More about Antlr’s parse-tree listeners can be found in Section 7.2 of the Definitive ANTLR 4 Reference.

Reading exercises

String to AST 1

If the input string is "19+23+18", which abstract syntax tree would be produced by MakeSum above?

Plus(Number(19))

Plus(19, 23, 18)

Plus(Plus(19, 23), 18)

Plus(Plus(Number(19), Number(23)), Number(18))

Plus(Number(19), Plus(Number(23), Number(18)))

(missing explanation)

String to AST 2

Which of the following input strings would produce:

Plus(Plus(Number(1), Number(2)), 
     Plus(Number(3), Number(4)))

"(1+2)+(3+4)"

"1+2+3+4"

"(1+2)+3+4"

"(((1+2)))+(3+4)"

(missing explanation)

Handling errors

By default, Antlr parsers print errors to the console. In order to make the parser modular, however, we need to handle those errors differently. You can attach an ErrorListener to the lexer and parser in order to throw an exception when an error is encountered during parsing. The Sum.g4 file defines a method reportErrorsAsExceptions() which does this. So if you copy the technique used in this grammar file, you can call:

lexer.reportErrorsAsExceptions();
parser.reportErrorsAsExceptions();

right after you create the lexer and parser. Then when you call parser.root(), it will throw an exception as soon as it encounters something that it can’t match.

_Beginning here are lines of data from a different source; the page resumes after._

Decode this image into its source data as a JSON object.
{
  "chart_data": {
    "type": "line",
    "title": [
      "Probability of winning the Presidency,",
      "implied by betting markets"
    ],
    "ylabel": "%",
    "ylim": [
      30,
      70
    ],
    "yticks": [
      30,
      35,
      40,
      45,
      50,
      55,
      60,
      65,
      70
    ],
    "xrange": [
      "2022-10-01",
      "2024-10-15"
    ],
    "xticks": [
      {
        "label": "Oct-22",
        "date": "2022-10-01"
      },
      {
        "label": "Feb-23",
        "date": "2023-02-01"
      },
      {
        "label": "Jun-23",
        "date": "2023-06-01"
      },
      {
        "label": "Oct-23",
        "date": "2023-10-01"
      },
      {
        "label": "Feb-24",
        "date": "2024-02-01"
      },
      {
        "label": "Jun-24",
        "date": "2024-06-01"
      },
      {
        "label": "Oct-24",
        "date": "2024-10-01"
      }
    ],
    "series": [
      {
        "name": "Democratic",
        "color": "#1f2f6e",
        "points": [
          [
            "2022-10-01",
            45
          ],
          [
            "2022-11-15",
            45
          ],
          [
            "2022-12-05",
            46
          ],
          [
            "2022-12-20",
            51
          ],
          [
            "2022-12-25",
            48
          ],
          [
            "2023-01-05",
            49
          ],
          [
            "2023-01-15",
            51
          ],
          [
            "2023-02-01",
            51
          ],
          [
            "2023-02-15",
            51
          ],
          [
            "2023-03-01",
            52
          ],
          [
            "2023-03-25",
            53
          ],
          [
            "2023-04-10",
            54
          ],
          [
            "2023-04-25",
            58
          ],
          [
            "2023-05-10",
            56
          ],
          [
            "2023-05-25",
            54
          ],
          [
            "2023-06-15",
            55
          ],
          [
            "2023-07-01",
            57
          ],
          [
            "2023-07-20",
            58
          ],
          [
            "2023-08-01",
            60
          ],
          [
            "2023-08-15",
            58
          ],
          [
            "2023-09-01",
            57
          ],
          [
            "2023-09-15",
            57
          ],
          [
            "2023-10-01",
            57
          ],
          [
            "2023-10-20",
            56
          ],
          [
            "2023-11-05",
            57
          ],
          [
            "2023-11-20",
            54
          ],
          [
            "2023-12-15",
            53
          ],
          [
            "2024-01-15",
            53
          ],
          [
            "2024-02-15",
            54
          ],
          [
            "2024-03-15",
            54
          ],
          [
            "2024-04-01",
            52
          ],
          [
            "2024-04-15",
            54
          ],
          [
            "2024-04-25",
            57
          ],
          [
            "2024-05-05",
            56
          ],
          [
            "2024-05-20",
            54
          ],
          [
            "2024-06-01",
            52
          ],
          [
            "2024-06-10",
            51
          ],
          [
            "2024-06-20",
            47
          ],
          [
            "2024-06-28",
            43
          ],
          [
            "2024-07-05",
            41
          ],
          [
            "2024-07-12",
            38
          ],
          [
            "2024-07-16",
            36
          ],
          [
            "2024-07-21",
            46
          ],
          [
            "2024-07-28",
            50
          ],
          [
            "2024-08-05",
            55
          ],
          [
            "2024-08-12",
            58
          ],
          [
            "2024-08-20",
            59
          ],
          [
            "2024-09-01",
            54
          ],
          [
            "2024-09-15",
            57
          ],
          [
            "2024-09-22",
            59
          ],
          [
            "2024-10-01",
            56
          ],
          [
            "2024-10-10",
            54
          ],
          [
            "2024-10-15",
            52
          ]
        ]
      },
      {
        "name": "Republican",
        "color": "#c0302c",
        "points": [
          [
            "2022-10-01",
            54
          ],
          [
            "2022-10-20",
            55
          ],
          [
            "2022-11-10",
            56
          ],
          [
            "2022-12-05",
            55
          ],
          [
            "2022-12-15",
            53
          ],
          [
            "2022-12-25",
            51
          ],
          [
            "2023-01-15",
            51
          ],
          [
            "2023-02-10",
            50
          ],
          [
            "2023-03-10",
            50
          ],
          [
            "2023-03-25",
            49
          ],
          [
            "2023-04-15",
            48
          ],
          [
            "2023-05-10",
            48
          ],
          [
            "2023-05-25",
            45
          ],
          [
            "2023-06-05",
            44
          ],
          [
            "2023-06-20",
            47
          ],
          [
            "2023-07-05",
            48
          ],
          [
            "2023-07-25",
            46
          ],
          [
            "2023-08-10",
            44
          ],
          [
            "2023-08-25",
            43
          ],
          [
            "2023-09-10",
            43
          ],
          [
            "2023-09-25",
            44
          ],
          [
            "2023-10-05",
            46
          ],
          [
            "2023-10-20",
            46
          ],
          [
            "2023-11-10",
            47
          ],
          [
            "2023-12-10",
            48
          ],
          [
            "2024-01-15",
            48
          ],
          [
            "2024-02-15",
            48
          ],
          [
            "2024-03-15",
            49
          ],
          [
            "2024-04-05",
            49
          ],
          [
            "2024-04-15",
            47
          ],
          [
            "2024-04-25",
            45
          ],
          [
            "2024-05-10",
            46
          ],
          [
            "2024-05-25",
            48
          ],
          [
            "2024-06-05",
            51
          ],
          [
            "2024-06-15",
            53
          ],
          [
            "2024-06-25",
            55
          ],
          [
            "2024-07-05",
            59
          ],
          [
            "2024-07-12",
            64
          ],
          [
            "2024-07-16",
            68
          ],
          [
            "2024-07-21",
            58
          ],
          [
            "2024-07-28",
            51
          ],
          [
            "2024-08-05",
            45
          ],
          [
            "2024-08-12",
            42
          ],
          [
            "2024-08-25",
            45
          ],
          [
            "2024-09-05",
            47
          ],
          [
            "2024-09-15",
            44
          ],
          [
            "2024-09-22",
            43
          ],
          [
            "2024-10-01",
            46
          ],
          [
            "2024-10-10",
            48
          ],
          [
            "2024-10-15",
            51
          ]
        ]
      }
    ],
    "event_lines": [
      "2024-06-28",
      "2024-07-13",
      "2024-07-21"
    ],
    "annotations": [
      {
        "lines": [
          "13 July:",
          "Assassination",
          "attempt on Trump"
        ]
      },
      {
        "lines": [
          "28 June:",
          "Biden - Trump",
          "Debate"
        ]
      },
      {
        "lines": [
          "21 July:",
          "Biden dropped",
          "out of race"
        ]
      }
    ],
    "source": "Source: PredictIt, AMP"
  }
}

This is a simplistic approach to handling errors. Antlr offers more sophisticated forms of error recovery as well. To learn more, see Chapter 9 in the Definitive Antlr 4 Reference.

Summary

The topics of today’s reading connect to our three properties of good software as follows:

Safe from bugs. A grammar is a declarative specification for strings and streams, which can be implemented automatically by a parser generator. These specifications are often simpler, more direct, and less likely to be buggy then parsing code written by hand.
Easy to understand. A grammar captures the shape of a sequence in a form that is compact and easier to understand than hand-written parsing code.
Ready for change. A grammar can be easily edited, then run through a parser generator to regenerate the parsing code.